Betsey Guppy Chamberlain

Betsey Chamberlain
Born Betsey Guppy
ca. 1797
Wolfeboro, New Hampshire
Died 1886
Nationality United States
Occupation Author
Known for A Fire-Side Scene

Betsey Guppy Chamberlain (c. 17971886) was a textile mill worker of Native American background who wrote sketches and poetry in the early 19th century.[1] Her work was among the first published by a native woman to protest against their treatment by the U.S. government.[2]

Biography

Origins

Betsey Chamberlain's origins are obscure, but she has been identified with Betsey Guppy, born on 29 December 1797 in Wolfeboro, New Hampshire, beside Lake Winnipesaukee. Betsey Guppy was the daughter of William Guppy and Comfort Meserve.[3] Another source says she was born in Brookfield, New Hampshire. She was of mixed Flemish/English and Algonquian (most likely Narragansett or Abenaki) descent.[4] She married Josiah Chamberlain in 1820, and had two children by him before he died in 1823. She was forced to sell their small farm in Brookfield and come to work in the mills, which paid good wages for the time, although the hours were long.[5]

Lowell

Betsey Chamberlain was recorded as joining the First Congregational Church in Lowell, Massachusetts in March 1831, and in April 1834 was married to Thomas Wright in that church. The marriage does not seem to have lasted, and Betsey Chamberlain did not use the name "Wright" in later years.[6] According to Harriet Hanson Robinson, who started work in the Lowell mills as a child of ten in 1835, "Mrs. Chamberlain was a widow, and came to Lowell with three children from some 'community' (probably the Shakers), where she had not been contented. She had inherited Indian blood, and was proud of it. She had long, straight black hair, and walked very erect, with great freedom of movement. One of her sons was afterwards connected with the New York Tribune."[7]

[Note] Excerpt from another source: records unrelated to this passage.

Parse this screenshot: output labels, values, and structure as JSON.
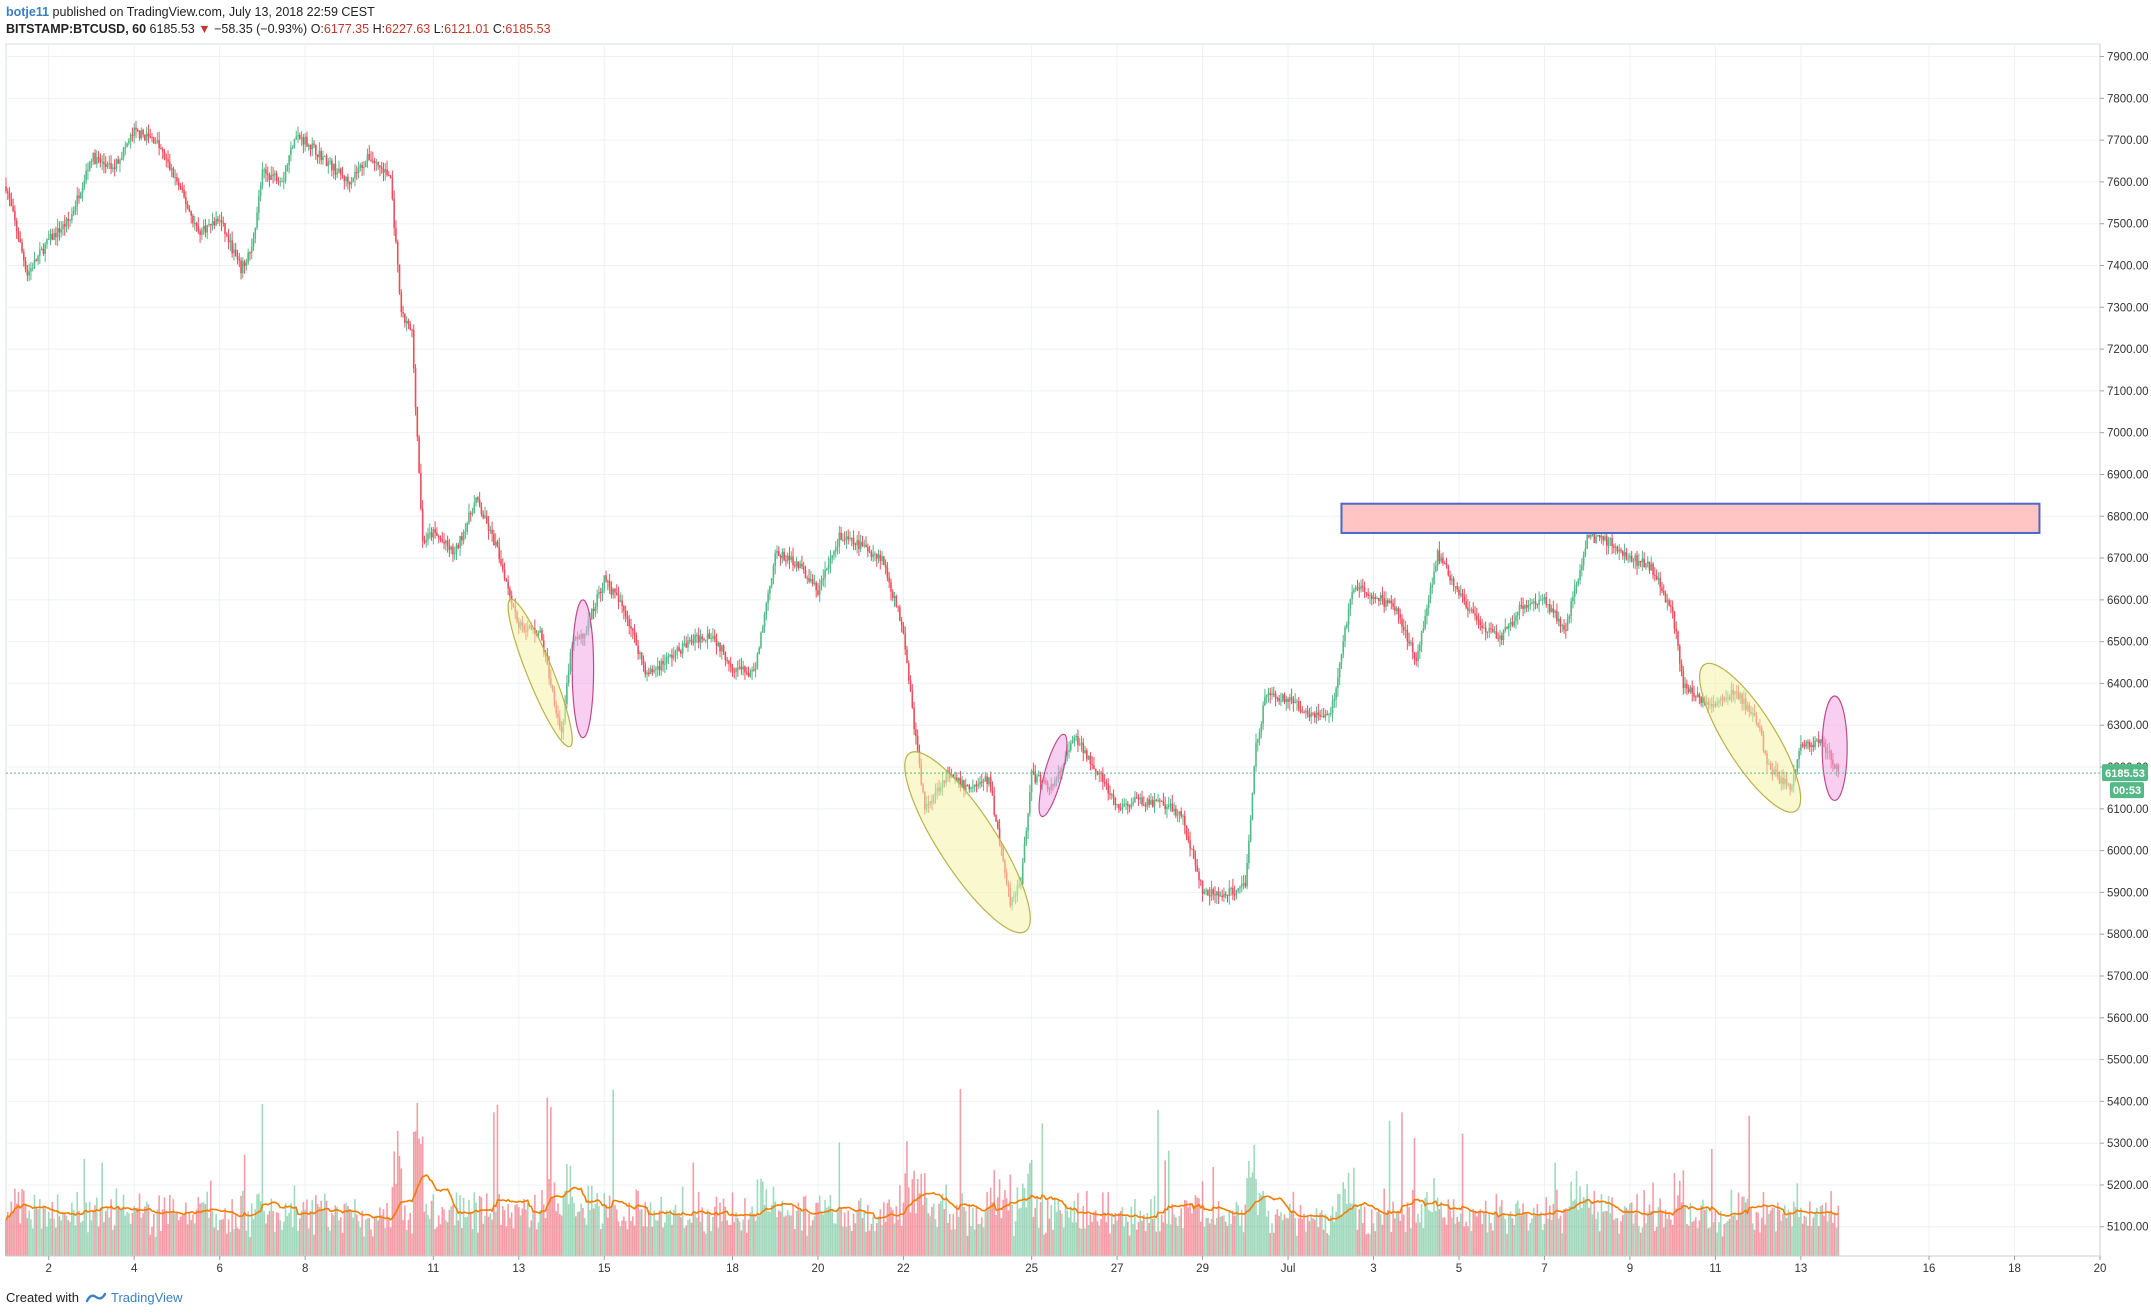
{
  "header": {
    "user": "botje11",
    "published_text": " published on TradingView.com, July 13, 2018 22:59 CEST"
  },
  "ohlc": {
    "symbol": "BITSTAMP:BTCUSD, 60",
    "last": "6185.53",
    "arrow": "▼",
    "change": "−58.35 (−0.93%)",
    "o_label": "O:",
    "o": "6177.35",
    "h_label": "H:",
    "h": "6227.63",
    "l_label": "L:",
    "l": "6121.01",
    "c_label": "C:",
    "c": "6185.53"
  },
  "footer": {
    "created_with": "Created with",
    "brand": "TradingView"
  },
  "colors": {
    "up": "#53b987",
    "down": "#eb4d5c",
    "ma": "#f57c00",
    "grid": "#eef2f4",
    "price_line": "#53b987",
    "zone_fill": "#ffc4c4",
    "zone_border": "#4a68c9",
    "ellipse_yellow": "#f5f3a8",
    "ellipse_pink": "#f3a6e6"
  },
  "chart_data": {
    "type": "candlestick",
    "interval": "60",
    "x_axis_type": "date",
    "x_range": [
      "2018-06-01",
      "2018-07-20"
    ],
    "x_ticks": [
      {
        "label": "2",
        "date": "2018-06-02"
      },
      {
        "label": "4",
        "date": "2018-06-04"
      },
      {
        "label": "6",
        "date": "2018-06-06"
      },
      {
        "label": "8",
        "date": "2018-06-08"
      },
      {
        "label": "11",
        "date": "2018-06-11"
      },
      {
        "label": "13",
        "date": "2018-06-13"
      },
      {
        "label": "15",
        "date": "2018-06-15"
      },
      {
        "label": "18",
        "date": "2018-06-18"
      },
      {
        "label": "20",
        "date": "2018-06-20"
      },
      {
        "label": "22",
        "date": "2018-06-22"
      },
      {
        "label": "25",
        "date": "2018-06-25"
      },
      {
        "label": "27",
        "date": "2018-06-27"
      },
      {
        "label": "29",
        "date": "2018-06-29"
      },
      {
        "label": "Jul",
        "date": "2018-07-01"
      },
      {
        "label": "3",
        "date": "2018-07-03"
      },
      {
        "label": "5",
        "date": "2018-07-05"
      },
      {
        "label": "7",
        "date": "2018-07-07"
      },
      {
        "label": "9",
        "date": "2018-07-09"
      },
      {
        "label": "11",
        "date": "2018-07-11"
      },
      {
        "label": "13",
        "date": "2018-07-13"
      },
      {
        "label": "16",
        "date": "2018-07-16"
      },
      {
        "label": "18",
        "date": "2018-07-18"
      },
      {
        "label": "20",
        "date": "2018-07-20"
      }
    ],
    "y_range": [
      5030,
      7930
    ],
    "y_ticks": [
      "7900.00",
      "7800.00",
      "7700.00",
      "7600.00",
      "7500.00",
      "7400.00",
      "7300.00",
      "7200.00",
      "7100.00",
      "7000.00",
      "6900.00",
      "6800.00",
      "6700.00",
      "6600.00",
      "6500.00",
      "6400.00",
      "6300.00",
      "6200.00",
      "6100.00",
      "6000.00",
      "5900.00",
      "5800.00",
      "5700.00",
      "5600.00",
      "5500.00",
      "5400.00",
      "5300.00",
      "5200.00",
      "5100.00"
    ],
    "last_price": 6185.53,
    "last_price_label": "6185.53",
    "countdown_label": "00:53",
    "price_path": [
      [
        "2018-06-01",
        7590
      ],
      [
        "2018-06-01T12:00",
        7380
      ],
      [
        "2018-06-02",
        7460
      ],
      [
        "2018-06-02T12:00",
        7510
      ],
      [
        "2018-06-03",
        7660
      ],
      [
        "2018-06-03T12:00",
        7630
      ],
      [
        "2018-06-04",
        7720
      ],
      [
        "2018-06-04T12:00",
        7700
      ],
      [
        "2018-06-05",
        7600
      ],
      [
        "2018-06-05T12:00",
        7480
      ],
      [
        "2018-06-06",
        7510
      ],
      [
        "2018-06-06T12:00",
        7390
      ],
      [
        "2018-06-06T18:00",
        7440
      ],
      [
        "2018-06-07",
        7620
      ],
      [
        "2018-06-07T12:00",
        7610
      ],
      [
        "2018-06-07T18:00",
        7710
      ],
      [
        "2018-06-08",
        7700
      ],
      [
        "2018-06-08T12:00",
        7650
      ],
      [
        "2018-06-09",
        7600
      ],
      [
        "2018-06-09T12:00",
        7660
      ],
      [
        "2018-06-10",
        7610
      ],
      [
        "2018-06-10T06:00",
        7280
      ],
      [
        "2018-06-10T12:00",
        7240
      ],
      [
        "2018-06-10T18:00",
        6740
      ],
      [
        "2018-06-11",
        6760
      ],
      [
        "2018-06-11T12:00",
        6710
      ],
      [
        "2018-06-12",
        6840
      ],
      [
        "2018-06-12T12:00",
        6720
      ],
      [
        "2018-06-13",
        6540
      ],
      [
        "2018-06-13T12:00",
        6520
      ],
      [
        "2018-06-14",
        6280
      ],
      [
        "2018-06-14T06:00",
        6500
      ],
      [
        "2018-06-14T12:00",
        6510
      ],
      [
        "2018-06-15",
        6650
      ],
      [
        "2018-06-15T12:00",
        6570
      ],
      [
        "2018-06-16",
        6420
      ],
      [
        "2018-06-16T12:00",
        6460
      ],
      [
        "2018-06-17",
        6500
      ],
      [
        "2018-06-17T12:00",
        6520
      ],
      [
        "2018-06-18",
        6440
      ],
      [
        "2018-06-18T12:00",
        6420
      ],
      [
        "2018-06-19",
        6710
      ],
      [
        "2018-06-19T12:00",
        6690
      ],
      [
        "2018-06-20",
        6620
      ],
      [
        "2018-06-20T12:00",
        6750
      ],
      [
        "2018-06-21",
        6730
      ],
      [
        "2018-06-21T12:00",
        6700
      ],
      [
        "2018-06-22",
        6530
      ],
      [
        "2018-06-22T06:00",
        6300
      ],
      [
        "2018-06-22T12:00",
        6100
      ],
      [
        "2018-06-23",
        6180
      ],
      [
        "2018-06-23T12:00",
        6150
      ],
      [
        "2018-06-24",
        6170
      ],
      [
        "2018-06-24T12:00",
        5880
      ],
      [
        "2018-06-24T18:00",
        5930
      ],
      [
        "2018-06-25",
        6180
      ],
      [
        "2018-06-25T12:00",
        6150
      ],
      [
        "2018-06-26",
        6270
      ],
      [
        "2018-06-26T12:00",
        6200
      ],
      [
        "2018-06-27",
        6100
      ],
      [
        "2018-06-27T12:00",
        6120
      ],
      [
        "2018-06-28",
        6110
      ],
      [
        "2018-06-28T12:00",
        6090
      ],
      [
        "2018-06-29",
        5900
      ],
      [
        "2018-06-29T12:00",
        5890
      ],
      [
        "2018-06-30",
        5920
      ],
      [
        "2018-06-30T06:00",
        6250
      ],
      [
        "2018-06-30T12:00",
        6380
      ],
      [
        "2018-07-01",
        6360
      ],
      [
        "2018-07-01T12:00",
        6330
      ],
      [
        "2018-07-02",
        6320
      ],
      [
        "2018-07-02T12:00",
        6630
      ],
      [
        "2018-07-03",
        6610
      ],
      [
        "2018-07-03T12:00",
        6580
      ],
      [
        "2018-07-04",
        6460
      ],
      [
        "2018-07-04T12:00",
        6710
      ],
      [
        "2018-07-05",
        6620
      ],
      [
        "2018-07-05T12:00",
        6530
      ],
      [
        "2018-07-06",
        6510
      ],
      [
        "2018-07-06T12:00",
        6590
      ],
      [
        "2018-07-07",
        6600
      ],
      [
        "2018-07-07T12:00",
        6530
      ],
      [
        "2018-07-08",
        6750
      ],
      [
        "2018-07-08T12:00",
        6740
      ],
      [
        "2018-07-09",
        6700
      ],
      [
        "2018-07-09T12:00",
        6680
      ],
      [
        "2018-07-10",
        6570
      ],
      [
        "2018-07-10T06:00",
        6400
      ],
      [
        "2018-07-10T12:00",
        6370
      ],
      [
        "2018-07-11",
        6350
      ],
      [
        "2018-07-11T12:00",
        6380
      ],
      [
        "2018-07-12",
        6300
      ],
      [
        "2018-07-12T06:00",
        6200
      ],
      [
        "2018-07-12T12:00",
        6170
      ],
      [
        "2018-07-12T18:00",
        6150
      ],
      [
        "2018-07-13",
        6250
      ],
      [
        "2018-07-13T12:00",
        6260
      ],
      [
        "2018-07-13T21:00",
        6185.53
      ]
    ],
    "volume_scale": [
      0,
      100
    ],
    "resistance_zone": {
      "price_low": 6760,
      "price_high": 6830,
      "from": "2018-07-02T06:00",
      "to": "2018-07-18T14:00"
    },
    "ellipses": [
      {
        "color": "yellow",
        "from": "2018-06-12T20:00",
        "to": "2018-06-14T04:00",
        "price_low": 6230,
        "price_high": 6620,
        "tilt": -22
      },
      {
        "color": "pink",
        "from": "2018-06-14T06:00",
        "to": "2018-06-14T18:00",
        "price_low": 6270,
        "price_high": 6600,
        "tilt": 0
      },
      {
        "color": "yellow",
        "from": "2018-06-22T00:00",
        "to": "2018-06-25T00:00",
        "price_low": 5790,
        "price_high": 6250,
        "tilt": -33
      },
      {
        "color": "pink",
        "from": "2018-06-25T01:00",
        "to": "2018-06-25T23:00",
        "price_low": 6080,
        "price_high": 6280,
        "tilt": 15
      },
      {
        "color": "yellow",
        "from": "2018-07-10T12:00",
        "to": "2018-07-13T03:00",
        "price_low": 6090,
        "price_high": 6450,
        "tilt": -32
      },
      {
        "color": "pink",
        "from": "2018-07-13T12:00",
        "to": "2018-07-14T02:00",
        "price_low": 6120,
        "price_high": 6370,
        "tilt": 0
      }
    ]
  }
}
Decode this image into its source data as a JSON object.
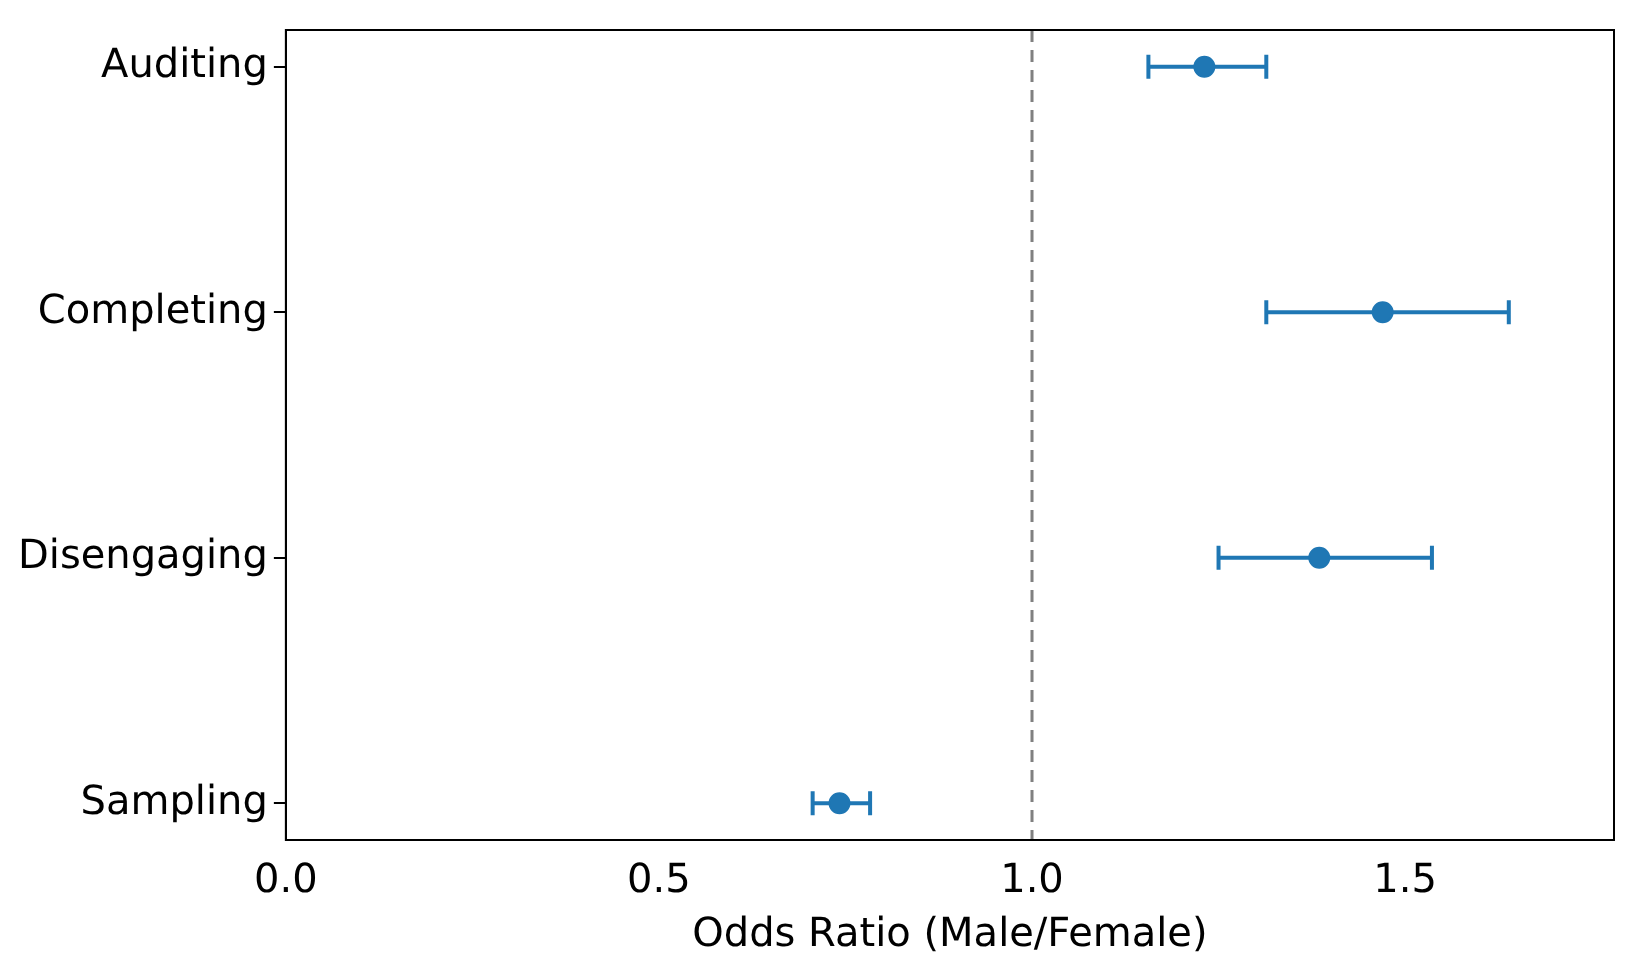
{
  "chart_data": {
    "type": "scatter",
    "orientation": "horizontal",
    "xlabel": "Odds Ratio (Male/Female)",
    "categories": [
      "Auditing",
      "Completing",
      "Disengaging",
      "Sampling"
    ],
    "series": [
      {
        "color": "#1f77b4",
        "values": [
          1.231,
          1.47,
          1.385,
          0.742
        ],
        "errors": [
          [
            1.156,
            1.314
          ],
          [
            1.314,
            1.639
          ],
          [
            1.25,
            1.536
          ],
          [
            0.706,
            0.783
          ]
        ]
      }
    ],
    "xlim": [
      0,
      1.78
    ],
    "xticks": [
      {
        "value": 0,
        "label": "0.0"
      },
      0.5,
      {
        "value": 1,
        "label": "1.0"
      },
      1.5
    ],
    "ref_lines": [
      {
        "axis": "x",
        "value": 1,
        "color": "#808080",
        "line_style": "dashed"
      }
    ],
    "marker": "circle",
    "grid": false,
    "legend": false
  }
}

Lowell was a planned factory town. Under the Lowell System, the company recruited young farm girls to work in the mills, building dormitories where they could live at low rents, and hiring matrons to monitor the social conduct of the girls. The company arranged for cultural events, bible studies and other educational opportunities.[8] Lowell was rich in educational and cultural opportunities for women at that time. There were libraries and bookstores, evening schools and lectures, concerts and balls. Two of the first magazines written by women were published in the town, the Lowell Offering (1840-1845) and the New England Offering (1847-1850). Chamberlain wrote for both of these journals using the pseudonyms "Betsey", "B.C.", "Jemima", and "Tabitha."[1]

Later life

In 1843 Betsey Chamberlain married Charles Boutwell, a widowed farmer with children of his own.[9] They moved to Illinois, where they began farming. She was back in Lowell in 1848, perhaps to earn cash to help support the farm, and published short pieces in The New England Offering between December 1848 and February 1850. She returned to Illinois in 1850.[10] She had four husbands in total, dying at the age of eighty-eight.[11]

Work

Thirty-three prose works by Chamberlain were published in the Lowell Offering between 1841 and 1842, and four more in the New England Offering of 1848.[4] A few of her writings, such as the 1842 The Indian Pledge and A Fire-Side Scene, are among the earliest protests against Indian persecution to be published by native women.[12] The satirical A Fire-Side Scene is highly critical of the way the government was treating native people, implying that their actions were far from following Christian morality.[2] Most of her published pieces are sketches of village life and legends told from a woman's viewpoint, in which she shows great powers of observation, bringing her characters vividly to life.[4] Harriet Hanson Robinson said of her "Mrs. Chamberlain was the most original, the most prolific, and the most noted of all the early story-writers. Her writings were characterized, as Mr. Thomas says, 'by humorous incidents and sound common sense,' and is shown by her setting forth of certain utopian schemes of right living."[7]